The initiative would also require that a certified marine engineer be placed onboard each large passenger vessel. Under the "Ocean Ranger" program, a $4 per passenger tax would be charged to support the marine engineer who would be responsible for observing ship waste treatment practices and compliance with state and federal pollution regulations, verifying logbooks and sampling ship discharges. Having a certified marine engineer onboard to observe ship disposal practices also seems prudent since virtually every major cruise line has been convicted in the past decade on multiple counts and on multiple occasions for purposefully dumping toxic wastes into U.S. waters and falsifying pollution control documents to our government . The initiative also allows citizens to file suit against any cruise ship line and/or the state for violating any portion of the initiative pertaining to pollution regulations.

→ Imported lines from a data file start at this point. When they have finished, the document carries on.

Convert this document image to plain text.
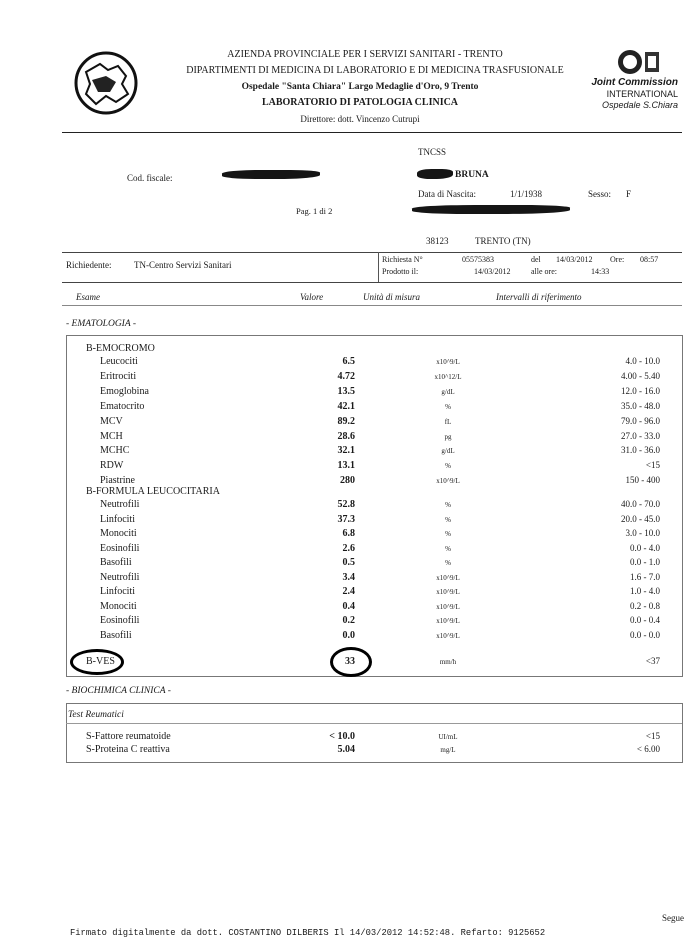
AZIENDA PROVINCIALE PER I SERVIZI SANITARI - TRENTO
DIPARTIMENTI DI MEDICINA DI LABORATORIO E DI MEDICINA TRASFUSIONALE
Ospedale "Santa Chiara" Largo Medaglie d'Oro, 9 Trento
LABORATORIO DI PATOLOGIA CLINICA
Direttore: dott. Vincenzo Cutrupi
Joint Commission
INTERNATIONAL
Ospedale S.Chiara
TNCSS
Cod. fiscale:	BRUNA
Data di Nascita:	1/1/1938	Sesso: F
Pag. 1 di 2
38123	TRENTO (TN)
Richiedente:	TN-Centro Servizi Sanitari
Richiesta N°	05575383	del 14/03/2012 Ore: 08:57
Prodotto il:	14/03/2012	alle ore:	14:33
Esame	Valore	Unità di misura	Intervalli di riferimento
- EMATOLOGIA -
B-EMOCROMO
Leucociti	6.5	x10^9/L	4.0 - 10.0
Eritrociti	4.72	x10^12/L	4.00 - 5.40
Emoglobina	13.5	g/dL	12.0 - 16.0
Ematocrito	42.1	%	35.0 - 48.0
MCV	89.2	fL	79.0 - 96.0
MCH	28.6	pg	27.0 - 33.0
MCHC	32.1	g/dL	31.0 - 36.0
RDW	13.1	%	<15
Piastrine	280	x10^9/L	150 - 400
B-FORMULA LEUCOCITARIA
Neutrofili	52.8	%	40.0 - 70.0
Linfociti	37.3	%	20.0 - 45.0
Monociti	6.8	%	3.0 - 10.0
Eosinofili	2.6	%	0.0 - 4.0
Basofili	0.5	%	0.0 - 1.0
Neutrofili	3.4	x10^9/L	1.6 - 7.0
Linfociti	2.4	x10^9/L	1.0 - 4.0
Monociti	0.4	x10^9/L	0.2 - 0.8
Eosinofili	0.2	x10^9/L	0.0 - 0.4
Basofili	0.0	x10^9/L	0.0 - 0.0
B-VES	33	mm/h	<37
- BIOCHIMICA CLINICA -
Test Reumatici
S-Fattore reumatoide	< 10.0	UI/mL	<15
S-Proteina C reattiva	5.04	mg/L	< 6.00
Firmato digitalmente da dott. COSTANTINO DILBERIS Il 14/03/2012 14:52:48. Refarto: 9125652
Segue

There are many aspects to the initiative. Section 11 of the initiative reads that "It is the intention of the people of Alaska that any portion of this legislation that is declared unlawful shall be stricken in a manner that preserves the remaining portion of the legislation to the maximum extent possible." In the event that the courts rule that portions of the initiative are unconstitutional, the remaining portions will become law. After reading the initiative, even if you don't agree with the initiative in its entirety, there are some portions which may be worth your consideration and support. The Douglas Indian Association believes that the above mentioned portions of the initiative provide a mechanism for accountability in a time when accountability seems lost. Please read the Cruise Ship Ballot Initiative and consider voting "Yes" on Aug. 22. A full description of the proposed Cruise Ship Ballot Initiative can be found at on Responsible Cruising's Web site, www.responsiblecruising.org/.
Scott Sloane is the environmental planner for the Douglas Indian Association.